09/02/04 - posted by Rita Wright
I was 15 in 1964, when the Beatles came to the Cow Palace, and I no longer lived in San Francisco, having moved to a little Northern California town called Olivehurst, in 1960. My best friend had snagged three tickets to the show at the Cow Palace, and since her mother and sister decided not to go, she sold them to me and my mother.

So the three of us boarded a Greyhound bus for San Francisco. Fortunately, my older sister still lived in the city, on Polaris Street, off of Pope Street, and within walking distance of the Cow Palace. So we were able to stay at her place.

We were seated almost to the rafters. In those days, there was nothing fancy about the staging of concerts; the lights were as bright as they had been when we saw the circus or rodeo there. The stage was quite bare, with just a plain curtain.

There were three opening acts ( at least that's all I remember). First up was the Exciters who sang their song “Tell Him” -- tell him that you're always going to love him, tell him that you're never going to leave him. Then the Righteous Brothers came on and sang “Little Latin Lupe Te Lu.” I remember thinking that they were really fantastic. This was before they hit it big with “You Lost That Loving Feeling.”

Just before the Beatles came on Jackie DeShannon took the stage, wearing a dress so tight it looked sprayed on. She sang her hit “What the World Needs Now,” and some other songs, with the last one really getting the crowd riled up. Somehow she was able to keep our attention focused on her, and just as she left the stage, the Beatles were center stage, as if by magic, at least that's the way it seemed to me.

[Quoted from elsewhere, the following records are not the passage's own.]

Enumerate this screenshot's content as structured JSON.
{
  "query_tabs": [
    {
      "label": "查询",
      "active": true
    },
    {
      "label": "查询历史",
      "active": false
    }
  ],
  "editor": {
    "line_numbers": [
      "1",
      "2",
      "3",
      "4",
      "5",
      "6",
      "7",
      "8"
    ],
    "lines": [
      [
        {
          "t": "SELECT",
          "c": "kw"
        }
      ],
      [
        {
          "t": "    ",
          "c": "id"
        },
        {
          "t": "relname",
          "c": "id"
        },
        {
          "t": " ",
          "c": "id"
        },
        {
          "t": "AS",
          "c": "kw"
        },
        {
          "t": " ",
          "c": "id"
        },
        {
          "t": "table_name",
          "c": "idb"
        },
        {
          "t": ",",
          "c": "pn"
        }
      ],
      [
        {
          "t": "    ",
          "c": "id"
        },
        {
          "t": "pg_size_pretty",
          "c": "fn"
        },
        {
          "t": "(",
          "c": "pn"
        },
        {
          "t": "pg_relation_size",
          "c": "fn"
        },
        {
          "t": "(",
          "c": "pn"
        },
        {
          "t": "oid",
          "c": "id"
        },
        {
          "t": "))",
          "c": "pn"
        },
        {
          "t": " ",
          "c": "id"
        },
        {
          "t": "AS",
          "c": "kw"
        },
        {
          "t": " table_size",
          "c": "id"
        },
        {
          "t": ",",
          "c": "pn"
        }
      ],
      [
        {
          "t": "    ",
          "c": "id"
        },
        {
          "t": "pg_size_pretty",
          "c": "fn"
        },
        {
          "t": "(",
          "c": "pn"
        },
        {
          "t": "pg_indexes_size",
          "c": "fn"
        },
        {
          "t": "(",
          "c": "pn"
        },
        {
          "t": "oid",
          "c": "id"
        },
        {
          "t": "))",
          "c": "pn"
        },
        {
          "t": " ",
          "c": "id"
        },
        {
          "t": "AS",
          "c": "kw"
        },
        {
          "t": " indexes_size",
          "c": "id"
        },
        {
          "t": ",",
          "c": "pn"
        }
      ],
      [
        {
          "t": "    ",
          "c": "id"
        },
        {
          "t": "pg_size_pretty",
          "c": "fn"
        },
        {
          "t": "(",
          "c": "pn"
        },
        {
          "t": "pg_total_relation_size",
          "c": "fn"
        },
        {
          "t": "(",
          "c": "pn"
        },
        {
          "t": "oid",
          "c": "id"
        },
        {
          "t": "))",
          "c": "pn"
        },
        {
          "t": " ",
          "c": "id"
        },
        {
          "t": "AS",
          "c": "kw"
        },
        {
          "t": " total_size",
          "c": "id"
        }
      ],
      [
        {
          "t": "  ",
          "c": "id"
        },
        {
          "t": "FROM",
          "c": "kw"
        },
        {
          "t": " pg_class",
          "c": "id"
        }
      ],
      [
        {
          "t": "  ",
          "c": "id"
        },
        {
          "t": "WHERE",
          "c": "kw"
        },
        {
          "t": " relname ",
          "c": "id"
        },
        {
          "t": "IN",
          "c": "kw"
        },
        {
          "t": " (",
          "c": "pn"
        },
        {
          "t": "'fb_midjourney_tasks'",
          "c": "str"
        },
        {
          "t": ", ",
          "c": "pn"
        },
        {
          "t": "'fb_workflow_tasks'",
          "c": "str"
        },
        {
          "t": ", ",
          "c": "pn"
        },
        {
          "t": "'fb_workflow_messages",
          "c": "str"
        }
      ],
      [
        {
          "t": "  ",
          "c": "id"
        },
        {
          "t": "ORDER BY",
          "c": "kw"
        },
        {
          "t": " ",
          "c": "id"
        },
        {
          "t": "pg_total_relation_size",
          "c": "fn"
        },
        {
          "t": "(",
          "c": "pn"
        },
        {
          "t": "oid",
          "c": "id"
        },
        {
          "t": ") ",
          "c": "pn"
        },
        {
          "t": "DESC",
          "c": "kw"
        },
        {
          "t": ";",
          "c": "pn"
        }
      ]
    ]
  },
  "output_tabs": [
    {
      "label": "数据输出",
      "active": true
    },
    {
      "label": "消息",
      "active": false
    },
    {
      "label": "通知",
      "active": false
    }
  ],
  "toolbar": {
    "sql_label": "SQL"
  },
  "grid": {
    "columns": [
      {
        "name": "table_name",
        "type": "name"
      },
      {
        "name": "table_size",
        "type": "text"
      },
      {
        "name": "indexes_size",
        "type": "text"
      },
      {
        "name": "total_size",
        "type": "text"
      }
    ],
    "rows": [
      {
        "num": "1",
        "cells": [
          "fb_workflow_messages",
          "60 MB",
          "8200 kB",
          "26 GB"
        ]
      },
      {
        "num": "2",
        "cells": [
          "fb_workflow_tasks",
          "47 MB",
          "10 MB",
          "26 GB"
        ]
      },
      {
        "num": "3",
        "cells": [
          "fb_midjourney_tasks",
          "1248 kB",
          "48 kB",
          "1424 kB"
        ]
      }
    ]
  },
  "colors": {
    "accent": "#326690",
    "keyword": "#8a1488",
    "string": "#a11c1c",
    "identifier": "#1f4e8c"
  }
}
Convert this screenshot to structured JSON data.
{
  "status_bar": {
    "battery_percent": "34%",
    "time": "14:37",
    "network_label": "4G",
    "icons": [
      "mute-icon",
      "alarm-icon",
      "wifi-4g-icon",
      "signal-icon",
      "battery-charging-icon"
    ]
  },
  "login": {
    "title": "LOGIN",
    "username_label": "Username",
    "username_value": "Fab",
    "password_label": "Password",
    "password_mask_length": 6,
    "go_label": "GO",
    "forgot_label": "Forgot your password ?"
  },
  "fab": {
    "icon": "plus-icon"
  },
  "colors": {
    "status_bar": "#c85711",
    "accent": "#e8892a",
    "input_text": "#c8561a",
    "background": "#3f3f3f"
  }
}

From that point on, all the crowd did, all I did, was scream. They looked so tiny from where I was seated. I kept yelling “George!!”. He was my least favorite Beatle of all-- I loved Ringo, then Paul, then John -- but somehow, he was the one who I could make out the best from my vantage point. One girl managed to rush the stage, and got her upper body on it before security pulled her off.